The former lamp shade distribution warehouse is being reshaped into classrooms, offices and a kitchen. In its center is a large, open room that will serve as the church, with an altar and space for 250 worshippers. The property is across from Harleigh Cemetery and along a stretch of businesses and boarded-up storefronts.
Dana and Ronald Green, both 55, lived in Camden before moving to nearby Pennsauken to raise their five children. They say they saw firsthand what was happening on Camden's streets when one of their children was almost lost to the city's flourishing drug trade.
Though the Greens moved to Cherry Hill last year, they feel that helping to solve Camden's crime, violence and drug problems is also the responsibility of people in neighboring communities.
The message spread by New Life Ministries is similar to that of other religious and community leaders in Camden, which has been called one of the nation's poorest and deadliest cities.
"We want to let people see that things can change," Dana Green said. "To show a single mother that she can raise her child and make it on her own. To show a young man who made the wrong choices as far as street life, to show him how to live in this world."
The Greens started New Life Ministries in 2000, after their son was drawn to the perils on Camden's streets. After starting with cocaine at age 15, Dana Green said, he was locked into a pattern of addiction for more than a decade.
"We spent a lot of years back and forth in rehab," Green said, adding that her son, now 31, is drug-free. "We know that pain firsthand."
The Greens began holding informal church meetings in their living room, but within a year they were attracting so many people that they relocated to the multipurpose room at Riletta Cream Elementary School in Centerville. Now the weekly services have music, guest speakers, singers, and even a dance team.
New Life Ministries also hosts more than 30 small church groups tailored to women, men, youth, choir studies and more. Some of the meetings are in the Greens' home. Others are held in a building on the 1500 block of Broadway, where Ronald Green works for the Camden branch of American Community Partnerships, a national program that helps people get general equivalency diplomas and job training.

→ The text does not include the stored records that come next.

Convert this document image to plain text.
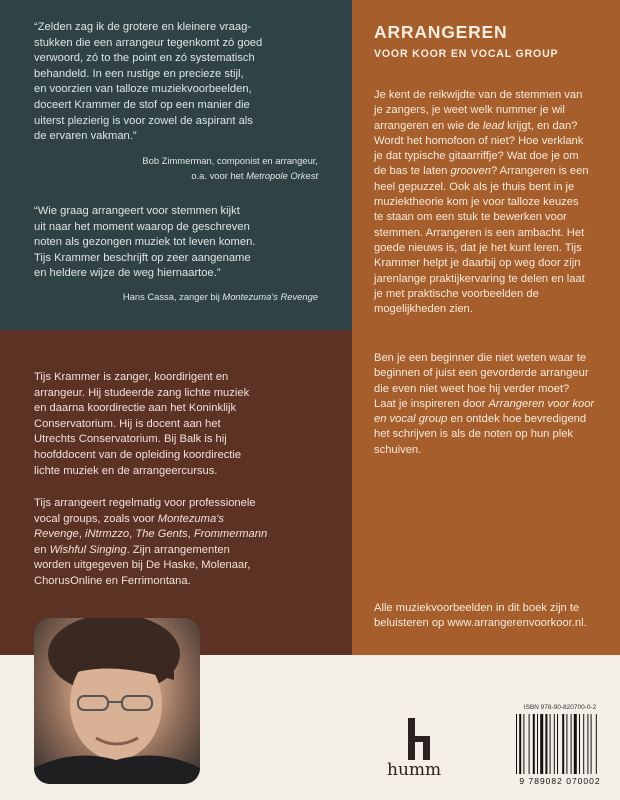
“Zelden zag ik de grotere en kleinere vraag-
stukken die een arrangeur tegenkomt zó goed
verwoord, zó to the point en zó systematisch
behandeld. In een rustige en precieze stijl,
en voorzien van talloze muziekvoorbeelden,
doceert Krammer de stof op een manier die
uiterst plezierig is voor zowel de aspirant als
de ervaren vakman.”

Bob Zimmerman, componist en arrangeur,
o.a. voor het Metropole Orkest

“Wie graag arrangeert voor stemmen kijkt
uit naar het moment waarop de geschreven
noten als gezongen muziek tot leven komen.
Tijs Krammer beschrijft op zeer aangename
en heldere wijze de weg hiernaartoe.”

Hans Cassa, zanger bij Montezuma's Revenge

Tijs Krammer is zanger, koordirigent en
arrangeur. Hij studeerde zang lichte muziek
en daarna koordirectie aan het Koninklijk
Conservatorium. Hij is docent aan het
Utrechts Conservatorium. Bij Balk is hij
hoofddocent van de opleiding koordirectie
lichte muziek en de arrangeercursus.

Tijs arrangeert regelmatig voor professionele
vocal groups, zoals voor Montezuma's
Revenge, iNtrmzzo, The Gents, Frommermann
en Wishful Singing. Zijn arrangementen
worden uitgegeven bij De Haske, Molenaar,
ChorusOnline en Ferrimontana.

ARRANGEREN
VOOR KOOR EN VOCAL GROUP

Je kent de reikwijdte van de stemmen van
je zangers, je weet welk nummer je wil
arrangeren en wie de lead krijgt, en dan?
Wordt het homofoon of niet? Hoe verklank
je dat typische gitaarriffje? Wat doe je om
de bas te laten grooven? Arrangeren is een
heel gepuzzel. Ook als je thuis bent in je
muziektheorie kom je voor talloze keuzes
te staan om een stuk te bewerken voor
stemmen. Arrangeren is een ambacht. Het
goede nieuws is, dat je het kunt leren. Tijs
Krammer helpt je daarbij op weg door zijn
jarenlange praktijkervaring te delen en laat
je met praktische voorbeelden de
mogelijkheden zien.

Ben je een beginner die niet weten waar te
beginnen of juist een gevorderde arrangeur
die even niet weet hoe hij verder moet?
Laat je inspireren door Arrangeren voor koor
en vocal group en ontdek hoe bevredigend
het schrijven is als de noten op hun plek
schuiven.

Alle muziekvoorbeelden in dit boek zijn te
beluisteren op www.arrangerenvoorkoor.nl.

humm

ISBN 978-90-820700-0-2

9 789082 070002
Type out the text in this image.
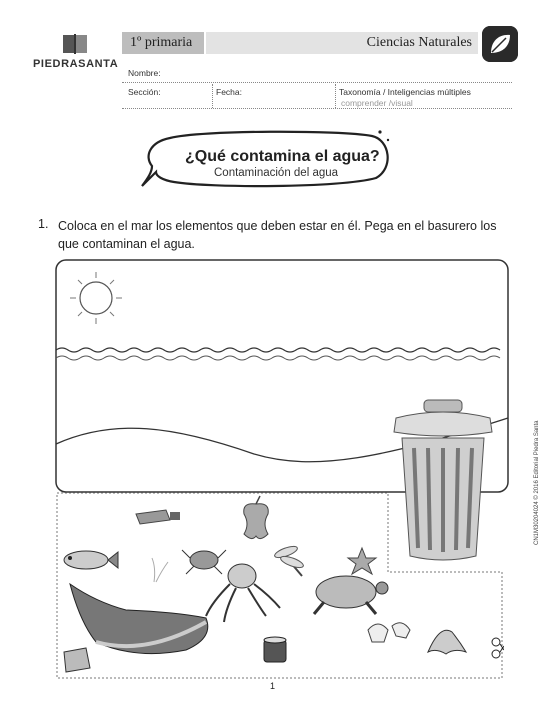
PIEDRASANTA
1º primaria	Ciencias Naturales
Nombre:
Sección:	Fecha:	Taxonomía / Inteligencias múltiples
comprender /visual
¿Qué contamina el agua?
Contaminación del agua
1. Coloca en el mar los elementos que deben estar en él. Pega en el basurero los que contaminan el agua.
1
CN1M30204024 © 2016 Editorial Piedra Santa
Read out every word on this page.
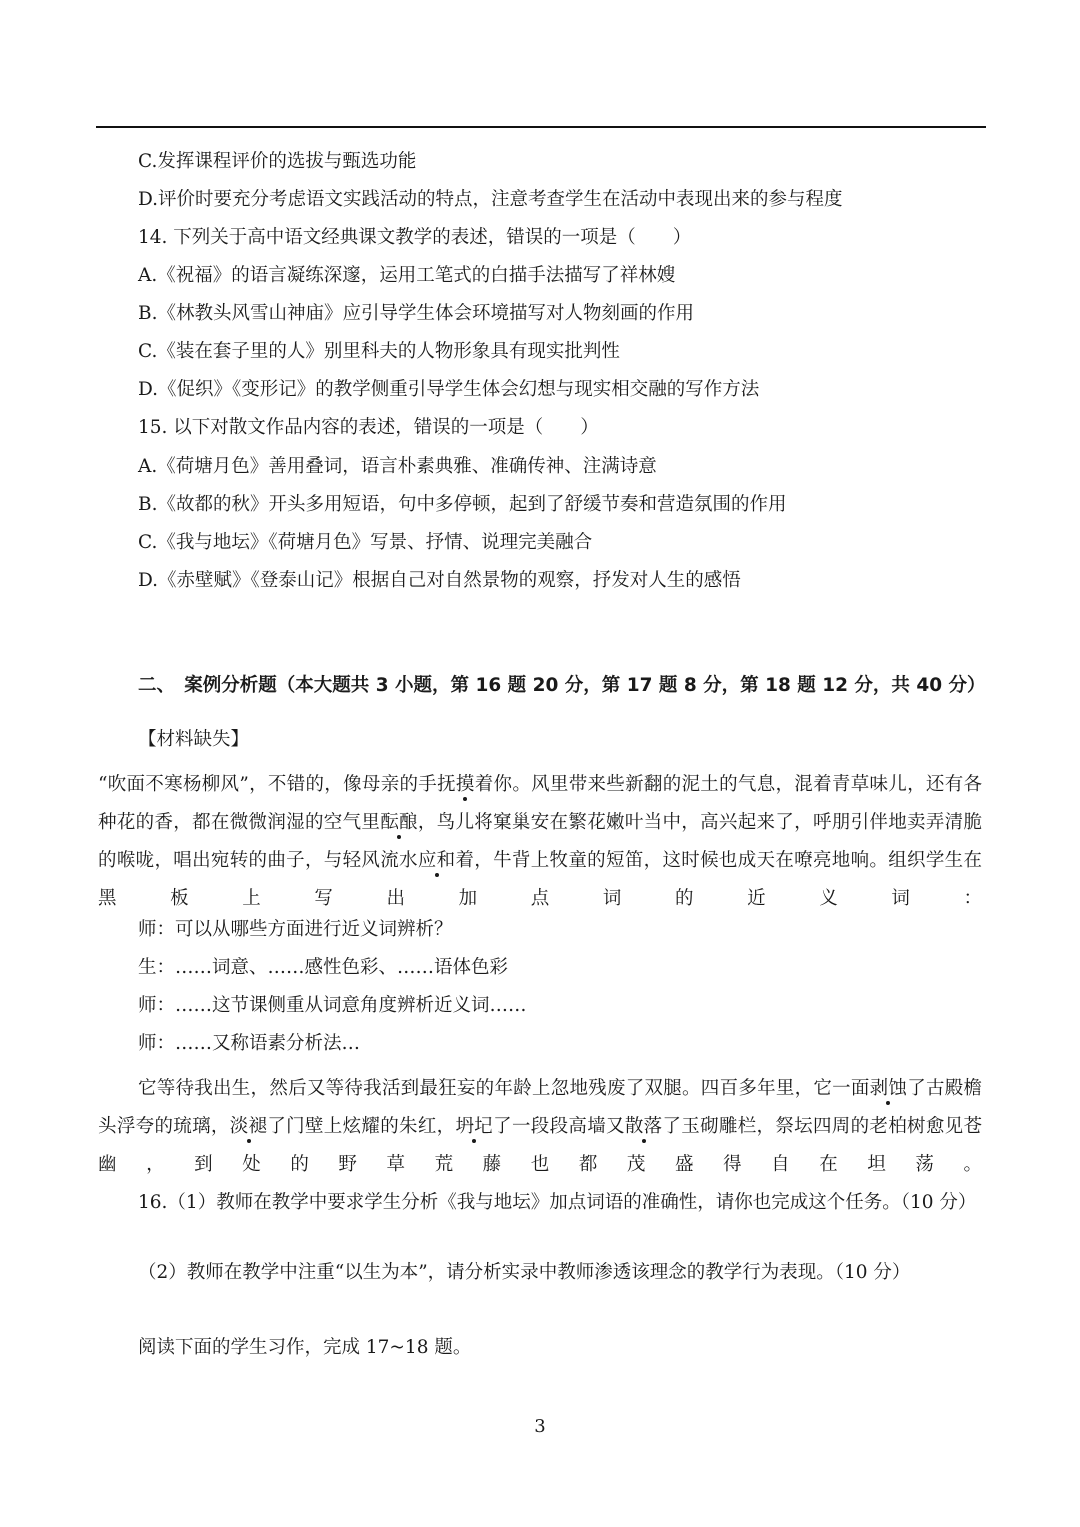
C.发挥课程评价的选拔与甄选功能
D.评价时要充分考虑语文实践活动的特点，注意考查学生在活动中表现出来的参与程度
14. 下列关于高中语文经典课文教学的表述，错误的一项是（　　）
A.《祝福》的语言凝练深邃，运用工笔式的白描手法描写了祥林嫂
B.《林教头风雪山神庙》应引导学生体会环境描写对人物刻画的作用
C.《装在套子里的人》别里科夫的人物形象具有现实批判性
D.《促织》《变形记》的教学侧重引导学生体会幻想与现实相交融的写作方法
15. 以下对散文作品内容的表述，错误的一项是（　　）
A.《荷塘月色》善用叠词，语言朴素典雅、准确传神、注满诗意
B.《故都的秋》开头多用短语，句中多停顿，起到了舒缓节奏和营造氛围的作用
C.《我与地坛》《荷塘月色》写景、抒情、说理完美融合
D.《赤壁赋》《登泰山记》根据自己对自然景物的观察，抒发对人生的感悟
二、　案例分析题（本大题共 3 小题，第 16 题 20 分，第 17 题 8 分，第 18 题 12 分，共 40 分）
【材料缺失】
“吹面不寒杨柳风”，不错的，像母亲的手抚摸着你。风里带来些新翻的泥土的气息，混着青草味儿，还有各种花的香，都在微微润湿的空气里酝酿，鸟儿将窠巢安在繁花嫩叶当中，高兴起来了，呼朋引伴地卖弄清脆的喉咙，唱出宛转的曲子，与轻风流水应和着，牛背上牧童的短笛，这时候也成天在嘹亮地响。组织学生在黑板上写出加点词的近义词：
师：可以从哪些方面进行近义词辨析？
生：……词意、……感性色彩、……语体色彩
师：……这节课侧重从词意角度辨析近义词……
师：……又称语素分析法…
它等待我出生，然后又等待我活到最狂妄的年龄上忽地残废了双腿。四百多年里，它一面剥蚀了古殿檐头浮夸的琉璃，淡褪了门壁上炫耀的朱红，坍圮了一段段高墙又散落了玉砌雕栏，祭坛四周的老柏树愈见苍幽，到处的野草荒藤也都茂盛得自在坦荡。
16.（1）教师在教学中要求学生分析《我与地坛》加点词语的准确性，请你也完成这个任务。（10 分）
（2）教师在教学中注重“以生为本”，请分析实录中教师渗透该理念的教学行为表现。（10 分）
阅读下面的学生习作，完成 17~18 题。
3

The new facility will have ample space for those groups, plus rooms where people can come for quiet prayer, a change of clothes, or a shower. The Greens hope police will stop by for coffee during late-night shifts. They say they can keep the church afloat through donations and fund-raising.
Those who know of the Greens' plans are supportive. Camden Mayor Gwendolyn Faison said she admired the couple's vision and hoped they'd get the funding.

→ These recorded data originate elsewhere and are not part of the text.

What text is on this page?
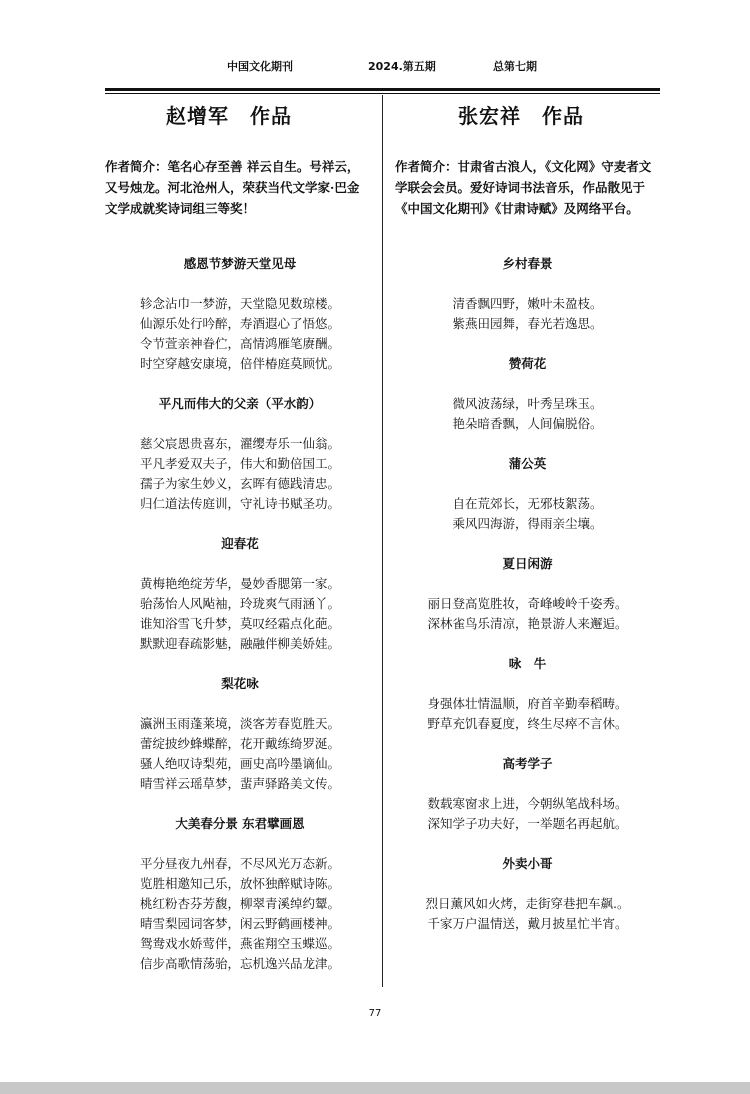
中国文化期刊	2024.第五期	总第七期
赵增军　作品	张宏祥　作品
作者简介：笔名心存至善 祥云自生。号祥云，又号烛龙。河北沧州人，荣获当代文学家·巴金文学成就奖诗词组三等奖！
作者简介：甘肃省古浪人，《文化网》守麦者文学联会会员。爱好诗词书法音乐，作品散见于《中国文化期刊》《甘肃诗赋》及网络平台。
感恩节梦游天堂见母
轸念沾巾一梦游，天堂隐见数琼楼。
仙源乐处行吟醉，寿酒遐心了悟悠。
令节萱亲神眷伫，高情鸿雁笔赓酬。
时空穿越安康境，倍伴椿庭莫顾忧。
平凡而伟大的父亲（平水韵）
慈父宸恩贵喜东，濯缨寿乐一仙翁。
平凡孝爱双夫子，伟大和勤倍国工。
孺子为家生妙义，玄晖有德践清忠。
归仁道法传庭训，守礼诗书赋圣功。
迎春花
黄梅艳绝绽芳华，曼妙香腮第一家。
骀荡怡人风飐袖，玲珑爽气雨涵丫。
谁知浴雪飞升梦，莫叹经霜点化葩。
默默迎春疏影魅，融融伴柳美娇娃。
梨花咏
瀛洲玉雨蓬莱境，淡客芳春览胜天。
蕾绽披纱蜂蝶醉，花开戴练绮罗涎。
骚人绝叹诗梨苑，画史高吟墨谪仙。
晴雪祥云瑶草梦，蜚声驿路美文传。
大美春分景 东君擘画恩
平分昼夜九州春，不尽风光万态新。
览胜相邀知己乐，放怀独醉赋诗陈。
桃红粉杏芬芳馥，柳翠青溪绰约颦。
晴雪梨园词客梦，闲云野鹤画楼神。
鸳鸯戏水娇莺伴，燕雀翔空玉蝶巡。
信步高歌情荡骀，忘机逸兴品龙津。
乡村春景
清香飘四野，嫩叶未盈枝。
紫燕田园舞，春光若逸思。
赞荷花
微风波荡绿，叶秀呈珠玉。
艳朵暗香飘，人间偏脱俗。
蒲公英
自在荒郊长，无邪枝絮荡。
乘风四海游，得雨亲尘壤。
夏日闲游
丽日登高览胜妆，奇峰峻岭千姿秀。
深林雀鸟乐清凉，艳景游人来邂逅。
咏　牛
身强体壮情温顺，府首辛勤奉稻畴。
野草充饥春夏度，终生尽瘁不言休。
高考学子
数载寒窗求上进，今朝纵笔战科场。
深知学子功夫好，一举题名再起航。
外卖小哥
烈日薰风如火烤，走街穿巷把车飙.。
千家万户温情送，戴月披星忙半宵。
77
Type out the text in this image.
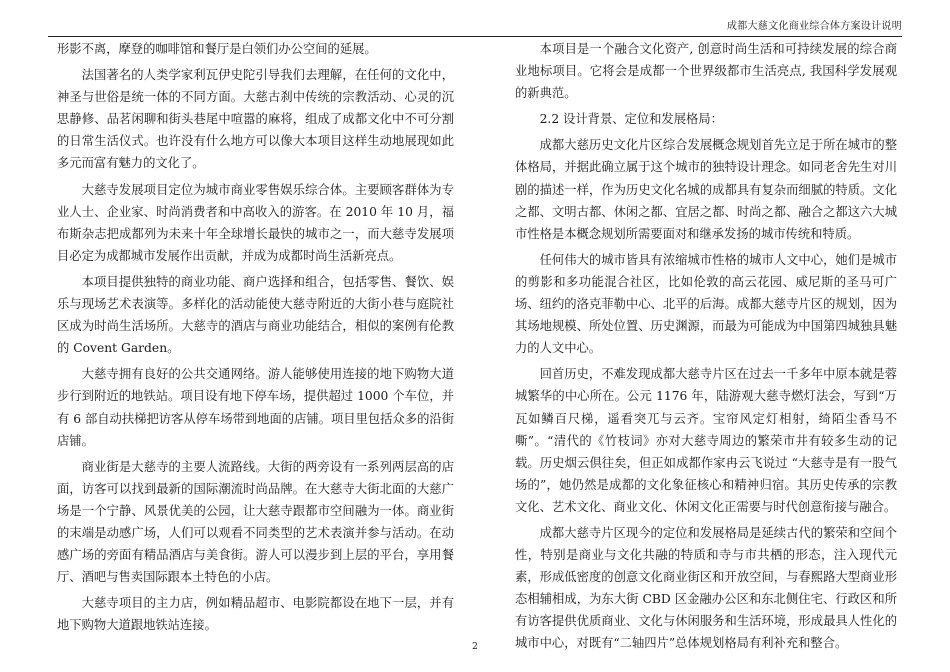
成都大慈文化商业综合体方案设计说明

形影不离，摩登的咖啡馆和餐厅是白领们办公空间的延展。

法国著名的人类学家利瓦伊史陀引导我们去理解，在任何的文化中，神圣与世俗是统一体的不同方面。大慈古刹中传统的宗教活动、心灵的沉思静修、品茗闲聊和街头巷尾中喧嚣的麻将，组成了成都文化中不可分割的日常生活仪式。也许没有什么地方可以像大本项目这样生动地展现如此多元而富有魅力的文化了。

大慈寺发展项目定位为城市商业零售娱乐综合体。主要顾客群体为专业人士、企业家、时尚消费者和中高收入的游客。在 2010 年 10 月，福布斯杂志把成都列为未来十年全球增长最快的城市之一，而大慈寺发展项目必定为成都城市发展作出贡献，并成为成都时尚生活新亮点。

本项目提供独特的商业功能、商户选择和组合，包括零售、餐饮、娱乐与现场艺术表演等。多样化的活动能使大慈寺附近的大街小巷与庭院社区成为时尚生活场所。大慈寺的酒店与商业功能结合，相似的案例有伦教的 Covent Garden。

大慈寺拥有良好的公共交通网络。游人能够使用连接的地下购物大道步行到附近的地铁站。项目设有地下停车场，提供超过 1000 个车位，并有 6 部自动扶梯把访客从停车场带到地面的店铺。项目里包括众多的沿街店铺。

商业街是大慈寺的主要人流路线。大街的两旁设有一系列两层高的店面，访客可以找到最新的国际潮流时尚品牌。在大慈寺大街北面的大慈广场是一个宁静、风景优美的公园，让大慈寺跟都市空间融为一体。商业街的末端是动感广场，人们可以观看不同类型的艺术表演并参与活动。在动感广场的旁面有精品酒店与美食街。游人可以漫步到上层的平台，享用餐厅、酒吧与售卖国际跟本土特色的小店。

大慈寺项目的主力店，例如精品超市、电影院都设在地下一层，并有地下购物大道跟地铁站连接。

本项目是一个融合文化资产, 创意时尚生活和可持续发展的综合商业地标项目。它将会是成都一个世界级都市生活亮点, 我国科学发展观的新典范。

2.2 设计背景、定位和发展格局：

成都大慈历史文化片区综合发展概念规划首先立足于所在城市的整体格局，并据此确立属于这个城市的独特设计理念。如同老舍先生对川剧的描述一样，作为历史文化名城的成都具有复杂而细腻的特质。文化之都、文明古都、休闲之都、宜居之都、时尚之都、融合之都这六大城市性格是本概念规划所需要面对和继承发扬的城市传统和特质。

任何伟大的城市皆具有浓缩城市性格的城市人文中心，她们是城市的剪影和多功能混合社区，比如伦敦的高云花园、威尼斯的圣马可广场、纽约的洛克菲勒中心、北平的后海。成都大慈寺片区的规划，因为其场地规模、所处位置、历史渊源，而最为可能成为中国第四城独具魅力的人文中心。

回首历史，不难发现成都大慈寺片区在过去一千多年中原本就是蓉城繁华的中心所在。公元 1176 年，陆游观大慈寺燃灯法会，写到“万瓦如鳞百尺梯，遥看突兀与云齐。宝帘风定灯相射，绮陌尘香马不嘶”。“清代的《竹枝词》亦对大慈寺周边的繁荣市井有较多生动的记载。历史烟云倶往矣，但正如成都作家冉云飞说过 “大慈寺是有一股气场的”，她仍然是成都的文化象征核心和精神归宿。其历史传承的宗教文化、艺术文化、商业文化、休闲文化正需要与时代创意衔接与融合。

成都大慈寺片区现今的定位和发展格局是延续古代的繁荣和空间个性，特别是商业与文化共融的特质和寺与市共栖的形态，注入现代元素，形成低密度的创意文化商业街区和开放空间，与春熙路大型商业形态相辅相成，为东大街 CBD 区金融办公区和东北侧住宅、行政区和所有访客提供优质商业、文化与休闲服务和生活环境，形成最具人性化的城市中心，对既有“二轴四片”总体规划格局有利补充和整合。

2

"This city needs a lot of prayer," Faison said.
The Rev. Michael King, pastor of Community Baptist Church on Mount Ephraim Avenue, said his church tried to stay open for part of every day and every night. But he can't always find volunteers, and many churches and community centers close at night for safety reasons.
Dana and Ronald Green "are good, faithful people," King said. "They have good ideas for the community, and I applaud them for that."

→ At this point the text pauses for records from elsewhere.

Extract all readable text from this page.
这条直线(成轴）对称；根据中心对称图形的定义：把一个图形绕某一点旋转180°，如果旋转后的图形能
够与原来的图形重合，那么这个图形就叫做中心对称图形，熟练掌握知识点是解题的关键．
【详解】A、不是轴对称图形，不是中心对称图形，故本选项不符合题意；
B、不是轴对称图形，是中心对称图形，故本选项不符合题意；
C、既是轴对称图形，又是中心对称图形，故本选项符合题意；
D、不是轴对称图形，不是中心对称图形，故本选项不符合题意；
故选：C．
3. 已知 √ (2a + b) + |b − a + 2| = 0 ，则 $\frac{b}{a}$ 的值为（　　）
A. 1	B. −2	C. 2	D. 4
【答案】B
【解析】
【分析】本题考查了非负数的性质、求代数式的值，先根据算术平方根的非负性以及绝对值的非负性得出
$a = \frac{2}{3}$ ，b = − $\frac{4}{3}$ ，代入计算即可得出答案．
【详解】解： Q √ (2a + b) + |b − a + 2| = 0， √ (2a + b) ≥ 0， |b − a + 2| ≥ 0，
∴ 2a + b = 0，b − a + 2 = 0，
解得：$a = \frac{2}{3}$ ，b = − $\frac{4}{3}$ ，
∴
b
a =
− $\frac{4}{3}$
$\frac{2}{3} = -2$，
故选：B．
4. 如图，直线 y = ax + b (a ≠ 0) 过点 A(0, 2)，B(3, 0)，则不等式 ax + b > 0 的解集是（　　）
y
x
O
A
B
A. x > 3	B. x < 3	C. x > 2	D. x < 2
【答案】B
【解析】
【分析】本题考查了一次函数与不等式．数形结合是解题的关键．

The building is cluttered with debris and boxes of donations, and carpenters, who are framing the rooms and building the church pulpit for free, are still finishing the walls and doors. But the Greens plan to open by the end of the year.
The project has had frustrating setbacks. In August, thieves stole thousands of dollars' worth of air-conditioning units. Last month, burglars disabled an alarm system, stripped the building of wiring, and cut pipes out of the walls, presumably to sell as scrap.
But the Greens have found comfort in the community's response. For weeks after the last break-in, while the alarm system wasn't operating, volunteers took turns staying guard through the night in their cars, Dana Green said.
And earlier this year, when vandals smashed the building's front windows, the company that donated the windows replaced them.
"We have a lot of good people who pitch in at our church," Dana Green said. "We have a lot of people who want this to succeed."